Power Tower Book

Power Tower Book

I have posted many thoughts and pictures on Social Media over the years highlighting various Power Tower and sprint training exploits, both here at Liberty University and during my time as the sprint coach at Penn State University, and it was through these postings and word of mouth that I received quite a few requests via email from coaches throughout the country for Power Tower training information and advice. After the fifth request and five personalized emails later (some totaling more than 10 pages in a Word document), I decided to write a book on power training for swimming and share what I have learned throughout my career, with the hope of inspiring coaches and athletes alike to reach new levels of creativity and competitive success in our sport.

There have been many articles and a few books in the swimming world written about sprint training, and the two Sprinting books by Sam Freas are some of my favorites on the topic.
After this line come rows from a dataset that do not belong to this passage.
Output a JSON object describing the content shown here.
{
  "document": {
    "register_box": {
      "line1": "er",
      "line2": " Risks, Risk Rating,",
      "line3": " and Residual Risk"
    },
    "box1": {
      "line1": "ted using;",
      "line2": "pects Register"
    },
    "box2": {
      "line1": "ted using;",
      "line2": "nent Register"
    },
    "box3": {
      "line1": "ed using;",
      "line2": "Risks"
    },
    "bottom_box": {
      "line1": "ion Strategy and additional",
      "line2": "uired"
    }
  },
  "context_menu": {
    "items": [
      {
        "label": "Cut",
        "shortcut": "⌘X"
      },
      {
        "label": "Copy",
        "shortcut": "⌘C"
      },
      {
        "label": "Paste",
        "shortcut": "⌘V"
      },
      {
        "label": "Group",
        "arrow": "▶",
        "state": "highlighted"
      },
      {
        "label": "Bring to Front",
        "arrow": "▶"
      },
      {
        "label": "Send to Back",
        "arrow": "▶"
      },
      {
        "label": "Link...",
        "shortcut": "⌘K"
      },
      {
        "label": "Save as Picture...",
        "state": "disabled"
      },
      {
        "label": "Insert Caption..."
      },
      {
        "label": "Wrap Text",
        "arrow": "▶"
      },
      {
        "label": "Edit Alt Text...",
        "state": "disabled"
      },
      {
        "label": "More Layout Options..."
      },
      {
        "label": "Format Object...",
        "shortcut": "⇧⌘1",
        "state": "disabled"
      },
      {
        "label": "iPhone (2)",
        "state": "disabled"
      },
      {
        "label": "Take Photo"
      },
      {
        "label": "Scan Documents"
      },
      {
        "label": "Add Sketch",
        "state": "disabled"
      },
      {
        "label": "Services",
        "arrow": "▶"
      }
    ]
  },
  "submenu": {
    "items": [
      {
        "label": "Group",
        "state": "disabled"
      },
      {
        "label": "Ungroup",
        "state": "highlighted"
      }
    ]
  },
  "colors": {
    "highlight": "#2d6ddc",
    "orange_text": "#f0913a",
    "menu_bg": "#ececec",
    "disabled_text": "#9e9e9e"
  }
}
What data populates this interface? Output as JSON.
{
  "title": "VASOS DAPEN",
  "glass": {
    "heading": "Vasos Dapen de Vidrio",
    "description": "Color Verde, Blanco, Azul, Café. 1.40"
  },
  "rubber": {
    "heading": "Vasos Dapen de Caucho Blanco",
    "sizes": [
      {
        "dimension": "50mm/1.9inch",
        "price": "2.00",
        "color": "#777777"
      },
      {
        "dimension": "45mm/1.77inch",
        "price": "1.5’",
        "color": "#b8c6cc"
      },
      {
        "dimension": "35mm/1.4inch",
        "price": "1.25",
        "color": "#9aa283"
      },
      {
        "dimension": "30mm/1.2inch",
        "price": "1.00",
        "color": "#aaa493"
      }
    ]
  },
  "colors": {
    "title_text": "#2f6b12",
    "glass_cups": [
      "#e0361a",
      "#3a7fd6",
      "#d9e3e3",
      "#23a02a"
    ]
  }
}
It was Sam's first book, Sprinting: A Coach's Challenge, that first inspired me to become a speed coach, and I still have the original copy I bought as college freshman back in 2002. To my knowledge however, there are few if any books or articles of any great length or detail devoted entirely to power training, and thus I have set out to write a guide on power and sprint training that while all-encompassing, focuses primarily on the Power Tower and other power training techniques and toys.

In the book I will share with you my personal beliefs on power and speed training and what worked for us at Penn State, where I was the sprint coach from 2006 - 2009, and what is currently working here at Liberty, where I have been the head coach since starting the program from scratch in 2010. I will also share my thoughts on the influence that was a volunteer position at the University of Arizona in the summer of 2007, where I was mentored by Rick DeMont and Frank Busch, and learned much regarding power and speed from the Arizona staff.

With regards to my current position at Liberty, we have had a bit of sprint success here at LU in a short amount of time, and have done well taking average sprinters out of high school and training them to be elite level NCAA Division I student-athletes. I have been contemplating the mysteries of the Power Tower at the Division I level for ten years now, and this book will detail everything I have learned in those ten years, along with the many unanswered questions and thoughts I still have for the future of sprint swimming and power training as a whole.

The goal is to have this book published professionally in order to maximize its reach and availability. If working with a publisher does prove successful I will self-publish and offer in an eBook format similar to my first book Letters to Chad: Building A Summer League Swim Team, a humorous look at summer league swimming from my earliest coaching days.

I do not have an exact time frame for completion of the book, though I am making steady progress and have a soft goal of launching in time for the 2016-2017 school year. I have already surpassed 15 pages and I am still in the first of ten planned chapters. As a sneak preview, the first five chapters are listed below -

1. Introduction
2. Pure Power
3. Power Endurance
4. Drilling
5. Kicking

I plan on providing a plethora of real world sample practices and specific sets from PSU, Zona, and Liberty, and will scratch the surface of the strength & conditioning and swimming literature regarding power and speed training as well. While the point of the book is not to immerse the reader completely into the aforementioned science of power and speed, there is much to contemplate in the research that I believe is worthwhile to the discussion.